人間どうやったらこんな下衆に育つんだ!?
「接客中のあいつの隙を見て、このナノマシンを取り付け、それを介して奴を操っていたのさ」
「店主を操るなんて……どんな命令したっ!?」
「このナノマシンはまだまだまだ開発中だからな。あんまり多くの事を命じると人間の脳や神経が負荷に耐えられないんだよ。出来る命令は3つだけ。一つ、お前の身体を貫ける銃を俺に造ること。二つ、俺の身代わりになって嘘の自供をすること。三つ、俺のことをお前に漏らさないこと。それ以外は奴の自由にさせてやったよ。あんまり行動が変わって警戒されても困るからな」
「嘘の自供……じゃあ、店主はお前に加担していなかったんだな?」
「そういう事だ。奴が元軍人なのは本当だが、そこまでヤワな身体じゃなかったらしい。それでどうよ? 一番親しい人を撃ち殺した気分は? ひゃははははははっ!」
……そうか。店主は犯人じゃなかったんだ。それどころか私のせいでこんな奴に操られて……ごめんなさい。
本当にごめんなさい、店主。
「さぁて、今度こそおしゃべりは終わりだ。大好きな店主の下に送って……」
「いや、店主の下には行けない。だって、お前の行き先は地獄だからなっ!」
気魂しい発砲音を上げながら、愛銃は憤怒の炎を吐いて、文字通り魂のこもった弾丸がバラシヤの腹を貫通した。
普通の弾丸なら腸で弾かれるが、この50口径は優に人体を貫通する! なめんじゃないぞ!

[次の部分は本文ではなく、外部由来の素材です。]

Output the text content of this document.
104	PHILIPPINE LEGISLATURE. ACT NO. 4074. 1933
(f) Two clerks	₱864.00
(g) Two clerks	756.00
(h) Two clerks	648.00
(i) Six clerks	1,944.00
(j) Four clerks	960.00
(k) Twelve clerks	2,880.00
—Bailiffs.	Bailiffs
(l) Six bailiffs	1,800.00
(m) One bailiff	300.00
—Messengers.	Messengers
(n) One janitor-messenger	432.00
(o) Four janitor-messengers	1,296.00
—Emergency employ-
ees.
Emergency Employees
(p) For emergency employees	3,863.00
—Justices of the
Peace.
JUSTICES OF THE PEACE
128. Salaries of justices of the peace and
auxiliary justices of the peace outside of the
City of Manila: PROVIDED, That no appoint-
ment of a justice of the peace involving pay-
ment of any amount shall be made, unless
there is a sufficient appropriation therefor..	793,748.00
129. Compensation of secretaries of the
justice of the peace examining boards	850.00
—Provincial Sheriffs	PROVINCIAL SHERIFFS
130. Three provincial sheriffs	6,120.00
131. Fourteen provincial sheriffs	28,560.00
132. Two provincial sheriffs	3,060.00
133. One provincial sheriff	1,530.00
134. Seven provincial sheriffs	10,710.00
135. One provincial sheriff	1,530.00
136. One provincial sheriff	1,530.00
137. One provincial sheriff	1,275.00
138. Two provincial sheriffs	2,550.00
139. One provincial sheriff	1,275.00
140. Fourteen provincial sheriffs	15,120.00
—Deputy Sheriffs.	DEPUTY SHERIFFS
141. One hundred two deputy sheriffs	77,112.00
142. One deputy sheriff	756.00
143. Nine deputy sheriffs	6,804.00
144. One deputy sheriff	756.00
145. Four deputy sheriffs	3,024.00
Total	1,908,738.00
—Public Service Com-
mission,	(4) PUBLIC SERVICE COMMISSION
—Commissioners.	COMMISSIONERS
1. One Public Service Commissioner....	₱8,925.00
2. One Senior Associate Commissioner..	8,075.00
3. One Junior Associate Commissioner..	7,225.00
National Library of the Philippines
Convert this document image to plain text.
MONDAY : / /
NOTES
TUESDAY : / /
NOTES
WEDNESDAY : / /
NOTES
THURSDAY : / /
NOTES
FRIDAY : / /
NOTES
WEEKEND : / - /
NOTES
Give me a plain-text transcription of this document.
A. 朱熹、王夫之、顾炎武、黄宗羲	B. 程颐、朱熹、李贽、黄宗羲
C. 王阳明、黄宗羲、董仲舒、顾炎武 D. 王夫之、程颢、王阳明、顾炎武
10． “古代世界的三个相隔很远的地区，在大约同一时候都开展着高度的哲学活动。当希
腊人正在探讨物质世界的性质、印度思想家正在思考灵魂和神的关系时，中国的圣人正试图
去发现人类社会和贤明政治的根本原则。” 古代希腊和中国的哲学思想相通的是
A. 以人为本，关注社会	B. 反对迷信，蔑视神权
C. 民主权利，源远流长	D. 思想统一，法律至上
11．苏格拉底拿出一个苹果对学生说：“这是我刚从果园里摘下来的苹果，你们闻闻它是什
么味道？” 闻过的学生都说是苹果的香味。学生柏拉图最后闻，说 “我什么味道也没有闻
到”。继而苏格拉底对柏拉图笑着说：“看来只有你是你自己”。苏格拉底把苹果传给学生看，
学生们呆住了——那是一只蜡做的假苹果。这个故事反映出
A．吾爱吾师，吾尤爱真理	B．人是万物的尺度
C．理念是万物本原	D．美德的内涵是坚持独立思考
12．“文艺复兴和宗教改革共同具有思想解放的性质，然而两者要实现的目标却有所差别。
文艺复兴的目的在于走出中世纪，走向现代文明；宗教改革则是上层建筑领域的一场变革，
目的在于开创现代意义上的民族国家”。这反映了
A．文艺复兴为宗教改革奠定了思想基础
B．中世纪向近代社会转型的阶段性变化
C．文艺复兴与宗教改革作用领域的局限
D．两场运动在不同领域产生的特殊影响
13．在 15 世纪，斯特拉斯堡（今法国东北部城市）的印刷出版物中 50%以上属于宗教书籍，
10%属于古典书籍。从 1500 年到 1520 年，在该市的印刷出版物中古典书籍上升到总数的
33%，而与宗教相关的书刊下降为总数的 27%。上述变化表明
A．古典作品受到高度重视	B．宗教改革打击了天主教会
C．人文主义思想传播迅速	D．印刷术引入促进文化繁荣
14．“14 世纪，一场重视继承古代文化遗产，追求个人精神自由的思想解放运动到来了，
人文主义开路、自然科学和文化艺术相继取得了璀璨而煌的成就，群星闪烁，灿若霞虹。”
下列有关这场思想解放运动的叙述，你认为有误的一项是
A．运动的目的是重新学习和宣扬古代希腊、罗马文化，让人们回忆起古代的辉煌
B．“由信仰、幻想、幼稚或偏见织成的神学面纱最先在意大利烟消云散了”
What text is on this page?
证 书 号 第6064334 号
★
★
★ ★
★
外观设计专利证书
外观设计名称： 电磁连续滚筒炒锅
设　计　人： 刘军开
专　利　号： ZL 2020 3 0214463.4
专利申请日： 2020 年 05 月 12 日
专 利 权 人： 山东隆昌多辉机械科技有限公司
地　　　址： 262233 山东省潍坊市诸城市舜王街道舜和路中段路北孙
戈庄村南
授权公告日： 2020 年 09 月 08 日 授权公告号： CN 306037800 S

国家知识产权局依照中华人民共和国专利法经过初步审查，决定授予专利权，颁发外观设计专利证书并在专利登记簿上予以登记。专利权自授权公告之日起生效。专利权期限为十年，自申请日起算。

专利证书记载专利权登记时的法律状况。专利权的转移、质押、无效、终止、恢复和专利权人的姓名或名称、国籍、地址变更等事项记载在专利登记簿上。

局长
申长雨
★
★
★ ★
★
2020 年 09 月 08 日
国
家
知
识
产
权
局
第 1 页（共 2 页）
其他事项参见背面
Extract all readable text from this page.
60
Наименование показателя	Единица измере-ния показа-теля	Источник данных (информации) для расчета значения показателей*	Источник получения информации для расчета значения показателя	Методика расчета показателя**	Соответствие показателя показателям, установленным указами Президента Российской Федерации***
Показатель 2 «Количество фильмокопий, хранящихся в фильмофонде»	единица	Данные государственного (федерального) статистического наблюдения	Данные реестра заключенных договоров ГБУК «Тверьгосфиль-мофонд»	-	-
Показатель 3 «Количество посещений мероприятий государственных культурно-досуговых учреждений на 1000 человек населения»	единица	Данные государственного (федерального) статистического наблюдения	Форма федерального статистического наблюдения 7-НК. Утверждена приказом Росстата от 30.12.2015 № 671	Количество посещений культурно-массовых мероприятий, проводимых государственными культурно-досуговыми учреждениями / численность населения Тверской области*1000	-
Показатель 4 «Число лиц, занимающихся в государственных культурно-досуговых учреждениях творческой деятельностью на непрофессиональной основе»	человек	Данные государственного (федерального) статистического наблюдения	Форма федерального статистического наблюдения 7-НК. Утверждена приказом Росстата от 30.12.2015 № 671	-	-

「ぐぶおぁ! ば、ばかな……お前は、確かに6発撃った……弾切れのはず……だ」
「生憎だったな。私の愛銃は7連発なんだよ。あの時、お前にも言ったろ? 7って数字が好きなんだよ。だから店主に頼んでシリンダーの総弾数を6発から7発に換えてもらったんだ」
「な、7連発だと……? う、嘘だ……ロボット共との戦いでも6発……ごとにリロードして……いた……」
「TacticalReload。店主にいつも言われていたんだ。『とっておきは大事にしろ』って」
「そ、そんな……この俺様が……てん……さいの俺様が……こんなロボット如きに……」
「違う。私じゃない。パパとママが私の命を助けてくれた。そして、店主の教えがお前を倒したんだ! パパとママの無念、それと店主の怒りを噛み締めながら、じわじわと迫る恐怖に怯えて地獄に堕ちろ!」
腹を撃たれたバラシヤはすぐに死ぬ事ができず、長い時間悶え苦しんだ後に死んでいった。
終わったよ、パパ、ママ。そして……
「店主」
念願だった復讐を果たした私の心は弾倉と同じように空っぽだった。
気分はちっとも晴れず、虚しいだけ。
復讐の終わった私には何もない。
両親の無念を晴らすためだけで生きてきた私は、それを遂げた後には何も残らない。
「これからどうしよう……こんな時、店主がいてくれたらなぁ」
「ふん。少しはマシになったかと思えば、いつまでも尻の殻がとれないヒヨッコめ。言いたい事があればさっさと言え!」
「うん。あのね、これから私って……えっ?」
私の視覚センサーがあの人の姿を捉えた。